これにより、TRUNCATE TABLE が SCH-M を取得しようとする時間を短時間にし、SCH-M の取得ができない場合の同時実行性の低下が発生する時間を短くすることが可能となります。
同時実行性の低下が懸念されるが、LOW_PRIORITY が使用することができない操作については、このように LOCK_TIMEOUT と併用することを検討するのが良いかと。
今回の TRUNCATE TABLE はエラー時にはトランザクションが残った状態にはなっていませんでしたが、操作によっては内部的にトランザクションが複数設定されており、エラーが発生した後にトランザクションがオープンされた状態になってしまうものもあります。
そのため、トランザクションの状態が気になる操作 (ストアドプロシージャとして操作が提供されているもので発生する可能性が多いです) については、エラーが発生した後に @@TRANCOUNT を実行して、トランザクションカウントが 0 になっているかを確認し、0 以外の場合は ROLLBACK を実行sる / SET XACT_ABORT ON を実行して、トランザクションの全体の自動ロールバックを実行するというようなことも考慮も必要となります。
ロックエスカレーションのレベルをパーティション単位にしていても動作は変わらないか?
SQL Server では、ロックエスカレーションのデフォルトのレベルはテーブルとなっていますが、パーティショニングしているテーブルについては、設定を変更することでロックエスカレーションの単位をパーティションとすることができます。
この設定は ALTER TABLE で変更することができ、「SET ( LOCK_ESCALATION = { AUTO | TABLE | DISABLE } )」で変更することができます。
デフォルトは TABLE となっていますが、AUTO にすることで、ロックエスカレーションのレベルをパーティションレベルで許可することができます。
この設定を変更していても残念ながら TRUNCATE TABLE の SCH-M はテーブルに対して取得され、パーティション単位では取得されません。
ただし、この設定は DELETE では有効に動作します。
DELETE でパーティションの範囲を指定して、データ削除を実行した場合、パーティションレベルのロックエスカレーションを許可 (SET (LOCK_ESCALATION=AUTO) されているのであれば、DELETE で大量のデータを削除しようとした際のロックエスカレーションのレベルはパーティションとして実行されます。
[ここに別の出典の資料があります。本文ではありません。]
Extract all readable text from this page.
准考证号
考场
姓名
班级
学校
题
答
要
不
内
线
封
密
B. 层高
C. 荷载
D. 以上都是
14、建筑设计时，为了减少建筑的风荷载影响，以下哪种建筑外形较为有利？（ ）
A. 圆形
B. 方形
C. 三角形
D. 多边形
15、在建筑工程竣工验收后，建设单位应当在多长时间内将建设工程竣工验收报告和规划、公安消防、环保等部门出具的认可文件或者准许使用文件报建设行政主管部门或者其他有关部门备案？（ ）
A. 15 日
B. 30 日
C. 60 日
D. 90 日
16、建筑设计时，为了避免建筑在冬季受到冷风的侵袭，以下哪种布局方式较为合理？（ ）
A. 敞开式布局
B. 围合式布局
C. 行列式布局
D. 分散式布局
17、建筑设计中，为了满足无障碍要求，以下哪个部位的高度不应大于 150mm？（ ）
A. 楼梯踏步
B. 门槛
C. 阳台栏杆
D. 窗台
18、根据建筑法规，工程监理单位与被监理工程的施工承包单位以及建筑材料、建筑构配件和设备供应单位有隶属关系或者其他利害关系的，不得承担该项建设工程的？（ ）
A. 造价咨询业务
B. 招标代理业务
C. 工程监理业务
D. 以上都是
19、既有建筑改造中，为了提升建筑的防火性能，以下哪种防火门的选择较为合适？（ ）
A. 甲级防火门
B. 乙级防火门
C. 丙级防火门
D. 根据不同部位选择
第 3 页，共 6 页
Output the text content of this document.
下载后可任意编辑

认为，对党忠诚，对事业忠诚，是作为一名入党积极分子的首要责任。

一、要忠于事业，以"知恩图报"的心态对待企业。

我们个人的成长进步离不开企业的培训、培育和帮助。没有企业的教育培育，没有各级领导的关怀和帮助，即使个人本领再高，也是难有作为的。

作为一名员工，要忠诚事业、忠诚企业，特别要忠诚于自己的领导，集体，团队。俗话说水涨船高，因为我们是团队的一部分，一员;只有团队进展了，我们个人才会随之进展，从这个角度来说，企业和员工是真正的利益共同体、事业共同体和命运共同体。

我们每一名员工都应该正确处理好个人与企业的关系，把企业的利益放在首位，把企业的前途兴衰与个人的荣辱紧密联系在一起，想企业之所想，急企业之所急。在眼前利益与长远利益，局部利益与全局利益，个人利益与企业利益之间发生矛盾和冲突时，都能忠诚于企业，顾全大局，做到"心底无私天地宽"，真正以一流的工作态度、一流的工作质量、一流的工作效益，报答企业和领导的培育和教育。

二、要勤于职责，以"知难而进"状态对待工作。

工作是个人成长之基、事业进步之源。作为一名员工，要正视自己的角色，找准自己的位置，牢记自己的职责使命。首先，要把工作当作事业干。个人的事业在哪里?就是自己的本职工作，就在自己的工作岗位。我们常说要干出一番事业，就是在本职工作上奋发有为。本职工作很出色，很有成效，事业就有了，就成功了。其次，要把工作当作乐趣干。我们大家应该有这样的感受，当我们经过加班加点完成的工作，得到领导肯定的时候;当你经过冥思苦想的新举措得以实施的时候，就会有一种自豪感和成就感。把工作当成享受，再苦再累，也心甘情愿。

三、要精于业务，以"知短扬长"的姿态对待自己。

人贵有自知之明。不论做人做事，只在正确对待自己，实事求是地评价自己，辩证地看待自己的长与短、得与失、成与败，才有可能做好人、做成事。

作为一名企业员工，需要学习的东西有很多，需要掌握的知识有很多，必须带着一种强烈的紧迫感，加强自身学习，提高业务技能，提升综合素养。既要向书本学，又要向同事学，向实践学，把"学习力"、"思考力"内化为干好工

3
データを削除しようとすると削除対象のデータに X のロックが取得され、大量のデータを削除しようとするとロックエスカレーションが発生します。
デフォルトの設定では特定のパーティションの範囲のデータを削除しようとした場合に、ロックのしきい値を超えた場合は、テーブルに対しての X の取得にロックがエスカレーションされます、
パーティションレベルのロックエスカレーションを許可している場合は、エスカレーションした場合はパーティションレベルの X になります。
これにより、操作しているパーティション以外のデータは操作ができる状態でデータの削除を行うことができます。
TRUNCATE TABLE と比較すると、DELETE は処理に時間がかかり、ログの記録量も多くなりますが、「LOCK_TIMEOUT で指定した短時間でも TRUNCATE TABLE による SCH-M の取得が許可できない」という場合には、TRUNCATE TABLE ではなく、パーてょしょんレベルのロックエスカレーション + DELETE を使用するということも検討するkとができるのではないでしょうか。
まとめ
TRUNCATE TABLE はパーティションの指定有無にかかわらず、テーブルに対しての SCH-M のロックが取得されます。
LOCK_TIMEOUT と併用することで、SCH-M の取得を試行する時間を調整することができます。
TRUNCATE TABLE 実行時に該当のテーブルを長時間使用するクエリが存在している可能性がある場合は、LOCK_TIME と TRUNCATE TABLEを併用して、SCH-M が取得できなかった場合の同時実行性の低下を短時間で抑えることも重要です。
パーティションレベルのロックエスカレーション + DELETE の利用のほうが同時時刻性の低下を抑えることができる可能性もあるため、処理時間とロック競合のトレードオフで DELETE を使用することも検討できます。